About half of this will go to the ‘strategy fund’ created two years ago by the centres' umbrella organization, the Helmholz Society, to fund projects in areas that society identifies as priorities. The rest will fund programmes supporting innovation, the development of new research areas and ‘networking’.

Catenhusen believes the DM15 million ‘networking fund’, for projects involving partners from industry or another research institute, such as a Max Planck institute, is particularly important. “National research centres have a tendency to operate in isolation, ” says Catenhusen, “and this extra money should encourage them to look beyond their own walls.”

One loser in the distribution of the new bounty will be space science, whose budget is being held down and may be threatened more substantially in the next few years.

Research minister Edelgard Bulmahn told parliament last week that she intends to honour all international commitments to the ISS and Ariane 5. But she argued that the government should give her extra money to allow her to pay all the bills.

Without any extra money, the DM300 million domestic space science programme may be the only fund not yet fully committed, and could therefore be used to bail out the international programmes, according to ministry sources.

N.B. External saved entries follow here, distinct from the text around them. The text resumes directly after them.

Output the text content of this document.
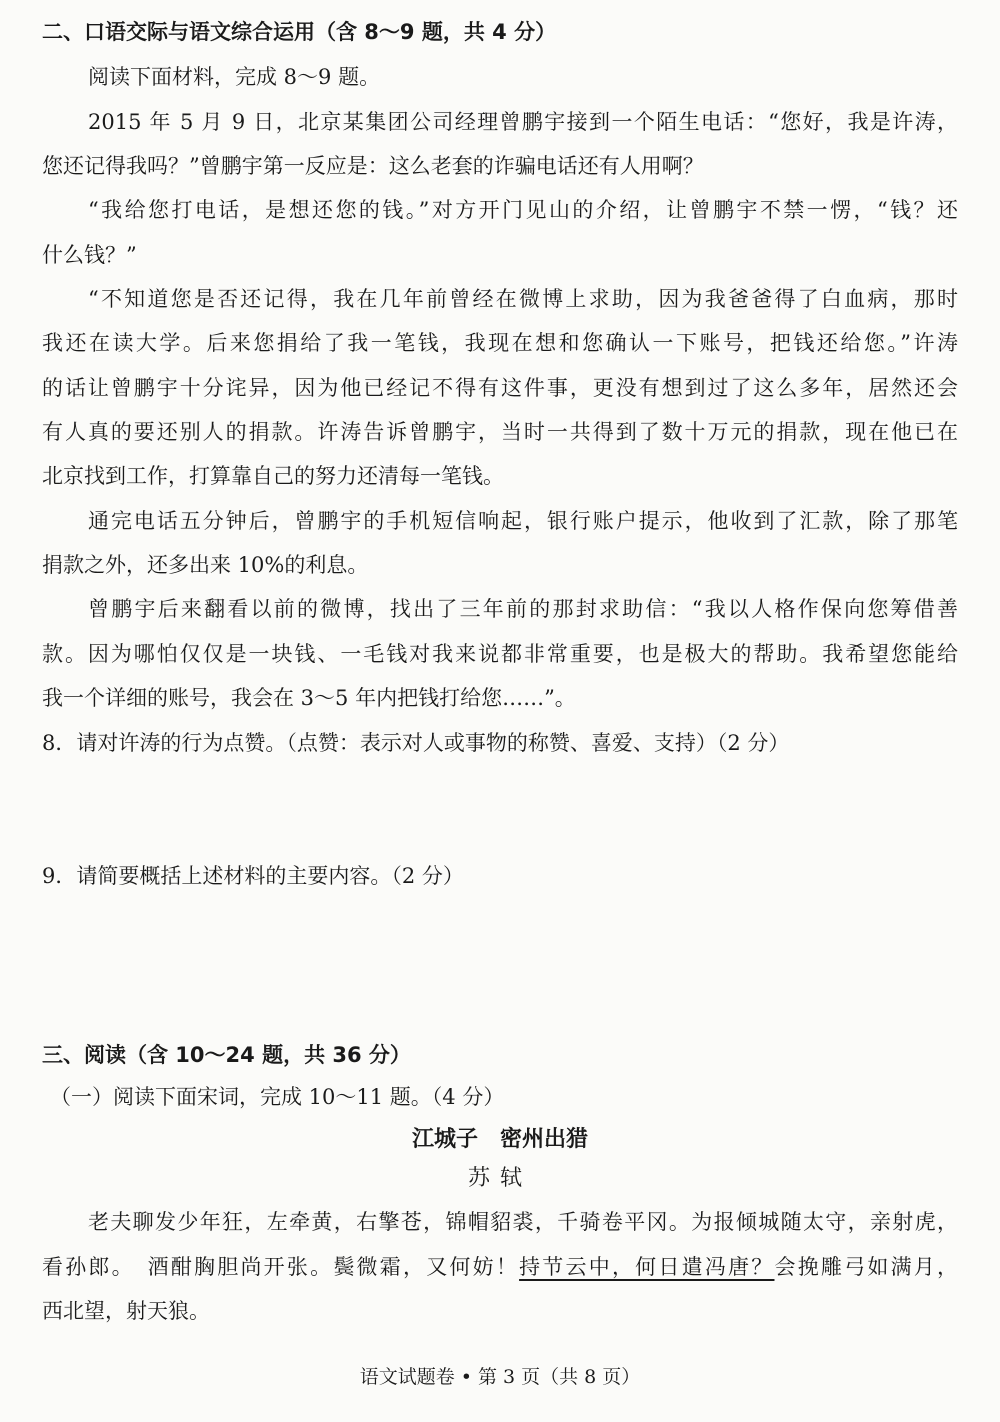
二、口语交际与语文综合运用（含 8～9 题，共 4 分）
阅读下面材料，完成 8～9 题。
2015 年 5 月 9 日，北京某集团公司经理曾鹏宇接到一个陌生电话：“您好，我是许涛，
您还记得我吗？”曾鹏宇第一反应是：这么老套的诈骗电话还有人用啊？
“我给您打电话，是想还您的钱。”对方开门见山的介绍，让曾鹏宇不禁一愣，“钱？还
什么钱？”
“不知道您是否还记得，我在几年前曾经在微博上求助，因为我爸爸得了白血病，那时
我还在读大学。后来您捐给了我一笔钱，我现在想和您确认一下账号，把钱还给您。”许涛
的话让曾鹏宇十分诧异，因为他已经记不得有这件事，更没有想到过了这么多年，居然还会
有人真的要还别人的捐款。许涛告诉曾鹏宇，当时一共得到了数十万元的捐款，现在他已在
北京找到工作，打算靠自己的努力还清每一笔钱。
通完电话五分钟后，曾鹏宇的手机短信响起，银行账户提示，他收到了汇款，除了那笔
捐款之外，还多出来 10%的利息。
曾鹏宇后来翻看以前的微博，找出了三年前的那封求助信：“我以人格作保向您筹借善
款。因为哪怕仅仅是一块钱、一毛钱对我来说都非常重要，也是极大的帮助。我希望您能给
我一个详细的账号，我会在 3～5 年内把钱打给您……”。
8．请对许涛的行为点赞。（点赞：表示对人或事物的称赞、喜爱、支持）（2 分）
9．请简要概括上述材料的主要内容。（2 分）
三、阅读（含 10～24 题，共 36 分）
（一）阅读下面宋词，完成 10～11 题。（4 分）
江城子　密州出猎
苏轼
老夫聊发少年狂，左牵黄，右擎苍，锦帽貂裘，千骑卷平冈。为报倾城随太守，亲射虎，
看孙郎。　酒酣胸胆尚开张。鬓微霜，又何妨！持节云中，何日遣冯唐？会挽雕弓如满月，
西北望，射天狼。
语文试题卷 • 第 3 页（共 8 页）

The domestic space budget has already seen a 10 per cent cut since 1994, with funds for space science and astronomy falling from DM120 million to DM80 million.

Reinhard Genzel, a director at the Max Planck Institute for Extraterrestrial Physics in Garching, says: “If money is really so tight, then the government should look very carefully at the ISS commitments and consider whether some of them could indeed be revised.” Space science “will suffer terribly if cuts are deepened, ” he says.